Members of the Shenandoah Valley Children’s Choir performed during the 2009 Pacific Rim Children’s Chorus Festival in Hawaii in July. (photo courtesy Daily News-Record)
Learning the pre-selected festival music in time was also a push for the group, according to White. The repertoire included 14 songs in 11 languages, including Hawaiian, Samoan and Chinese, all of which the choir had to learn in 10 rehearsals.
"It was a real push. It was much more rigorous than our usual semester in terms of amounts of music and languages and parts," said White, adding that the choir members also held their own rehearsals in June. "They had extra practices. It was a huge stretch for all the kids and I think they would all say that it was hugely rewarding, too."
Phenomenal response to performances
If the response from the festival concerts’ audience is any indication, the hard work paid off.
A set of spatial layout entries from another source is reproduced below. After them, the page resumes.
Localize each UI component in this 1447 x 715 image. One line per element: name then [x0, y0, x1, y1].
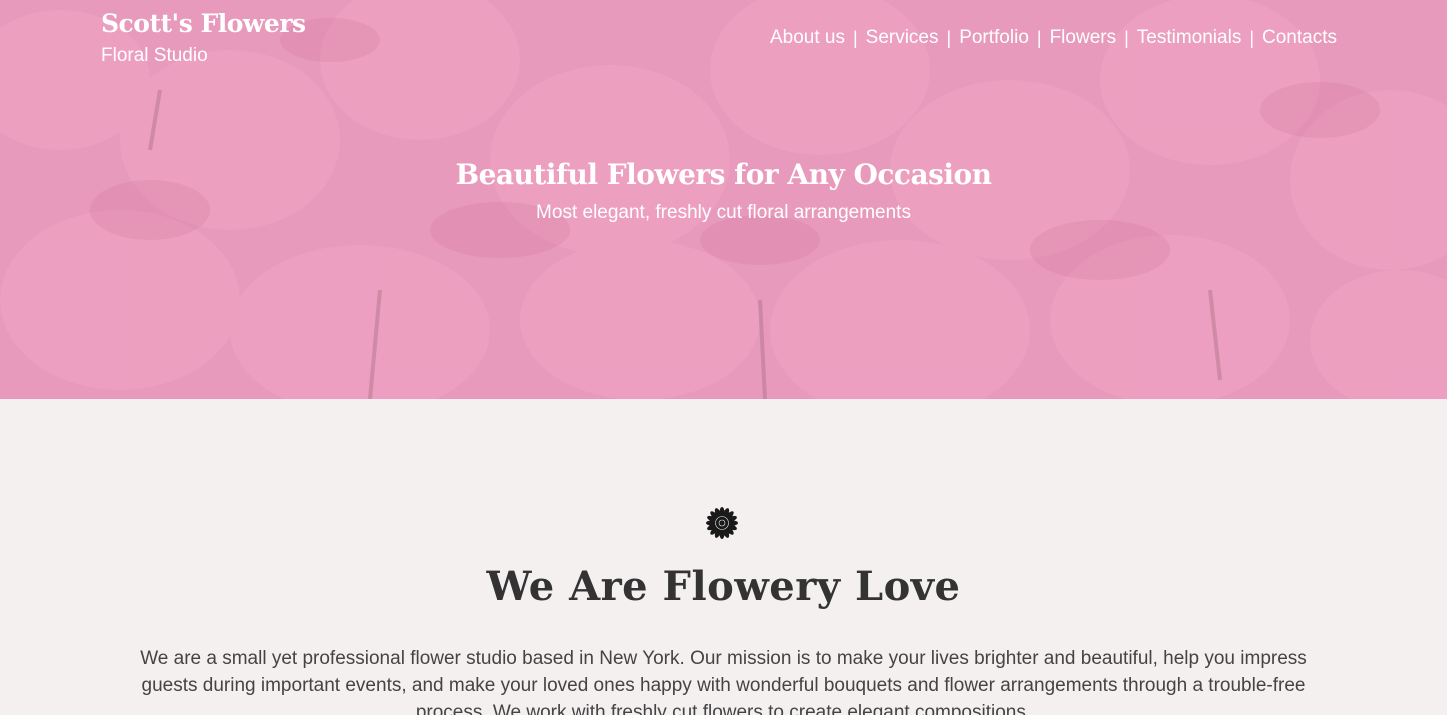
about-title: We Are Flowery Love [486, 563, 961, 610]
nav-separator: | [1249, 27, 1255, 48]
hero-banner: Scott's Flowers Floral Studio About us |… [0, 0, 1447, 399]
hero-subtitle: Most elegant, freshly cut floral arrange… [536, 202, 911, 223]
nav-services[interactable]: Services [866, 26, 939, 50]
main-nav: About us | Services | Portfolio | Flower… [770, 26, 1337, 50]
nav-testimonials[interactable]: Testimonials [1137, 26, 1242, 50]
flower-icon [706, 507, 738, 539]
nav-separator: | [1036, 27, 1042, 48]
brand-tagline: Floral Studio [101, 45, 208, 66]
nav-flowers[interactable]: Flowers [1050, 26, 1117, 50]
about-description: We are a small yet professional flower s… [140, 648, 1307, 715]
nav-portfolio[interactable]: Portfolio [959, 26, 1029, 50]
brand-name[interactable]: Scott's Flowers [101, 8, 306, 40]
nav-separator: | [1124, 27, 1129, 48]
hero-title: Beautiful Flowers for Any Occasion [455, 158, 992, 191]
nav-about-us[interactable]: About us [770, 26, 845, 50]
brand-logo[interactable]: Scott's Flowers Floral Studio [101, 8, 306, 68]
nav-contacts[interactable]: Contacts [1262, 26, 1337, 50]
nav-separator: | [852, 27, 858, 48]
nav-separator: | [946, 27, 952, 48]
Held on the trip’s last two nights, the concerts give the participating choirs a chance to perform for each other. White’s group was given the last performance slot on the second night; a distinction she said was an honor.
"That was a vote that we were a good choir and they wanted to end all of that with our choir," she said.
And the audience response was phenomenal, she added. "From all the choirs there, we got huge applause and standing ovation, which no other choir did. Sometimes the kids in the Valley don’t realize what we have here, and when we go out and see us compared to other groups, they go, ‘Oh, I didn’t know.’ They look at the whole program differently."